Claro, lo malo es que todo
tiene una segunda lectura, o una interpretación que, como aquella inolvidable
novela de
Cortázar, 'Rayuela', puede realizarse comenzando por
cualquier capítulo, y no necesariamente por el primero (ni por el último), que
es el mero planteamiento, y no el nudo de la cuestión. Los datos del paro de
agosto ya están siendo objeto de (comprensible) controversia, y el crecimiento del
tallaje hispano corre paralelo al del resto de los países europeos, si bien es
cierto que aquí, en función de las circunstancias políticas, económicas y
alimentarias -es decir, en función de los datos que muestran la riqueza
de una nación--, hemos crecido un poco más (un centímetro) en algo menos de
tiempo (treinta años, entre los cincuenta y los ochenta).

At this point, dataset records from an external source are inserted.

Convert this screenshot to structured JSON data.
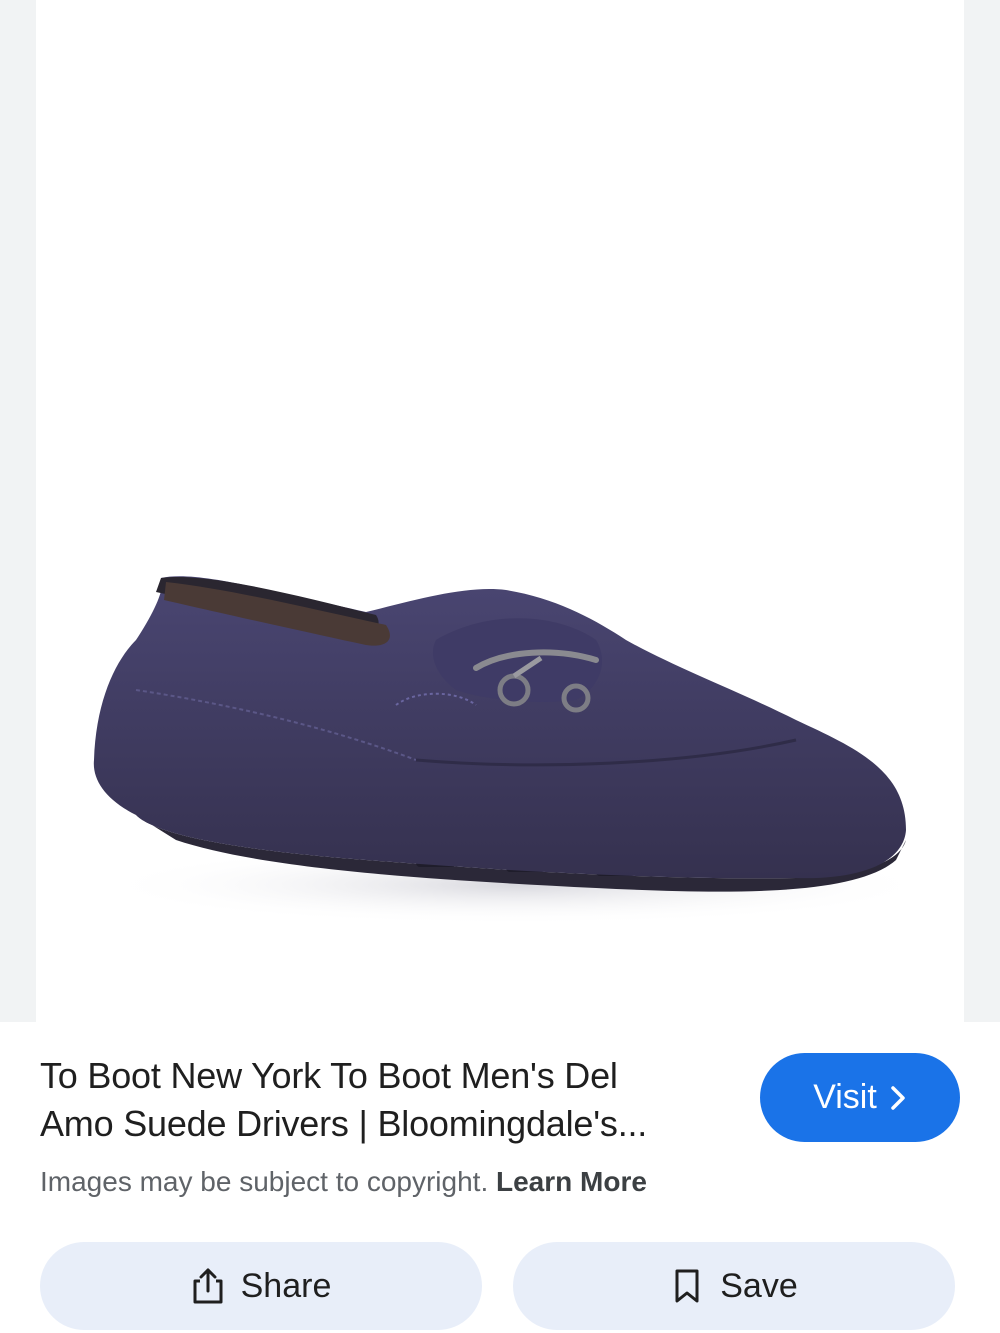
{
  "image": {
    "alt": "To Boot New York Men's Del Amo Suede Drivers",
    "icon": "product-image",
    "shoe_color": "#3e3a63",
    "background_color": "#ffffff"
  },
  "result": {
    "title": "To Boot New York To Boot Men's Del Amo Suede Drivers | Bloomingdale's...",
    "title_line1": "To Boot New York To Boot Men's Del",
    "title_line2": "Amo Suede Drivers | Bloomingdale's...",
    "visit_label": "Visit",
    "visit_icon": "chevron-right-icon",
    "copyright_text": "Images may be subject to copyright.",
    "learn_more_label": "Learn More"
  },
  "actions": {
    "share_label": "Share",
    "share_icon": "share-icon",
    "save_label": "Save",
    "save_icon": "bookmark-icon"
  },
  "colors": {
    "accent": "#1a73e8",
    "action_bg": "#e8eef9",
    "secondary_text": "#5f6368"
  }
}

Lo que no miden ni el estudio
de los 'Oxford Economy Papers' ni el de la Universidad Autónoma de
Barcelona es si, además de más altos, los europeos en general -y los
españoles en particular-- somos más sabios. Por lo que respecta a la totalidad
del Viejo Continente, los dislates son cada día más espectaculares y mire
usted, si no, el caótico espectáculo sobre la intervención militar en Siria,
que es el último ejemplo de incompetencia. Si nos atenemos a lo que padecemos
todos los días aquí en casa, habrá que comprobar si los parados son, vaya usted
a saber por qué, algo más bajitos que los 'yuppies'. Lo mismo puede
decirse sobre los pensionistas, que no alcanzaron la era del crecimiento, y que
ven aumentar algo, cuantitativamente, el tamaño de sus pensiones, aunque
cualitativamente puede que disminuyan: ya se sabe que esto de las estaturas es,
cuando comparamos, un estado de espíritu. Y me temo que algún día acabaremos
comparando el crecimiento (físico) de los catalanes con respecto al del resto
de los españoles. Todo eso demostraría, por si otras evidencias no fuesen
bastante, que la sabiduría no corre en paralelo al número del calzado que
usamos. Puede que seamos más altos y más fuertes porque nuestros padres se
sacrificaron para que comiésemos mejor. Pero ¿somos más cultos, más demócratas,
más equitativos? Más allá de los resultados de Pisa, tan descorazonadores, aquí
no cabe aplicar los resultados inapelables de las estadísticas.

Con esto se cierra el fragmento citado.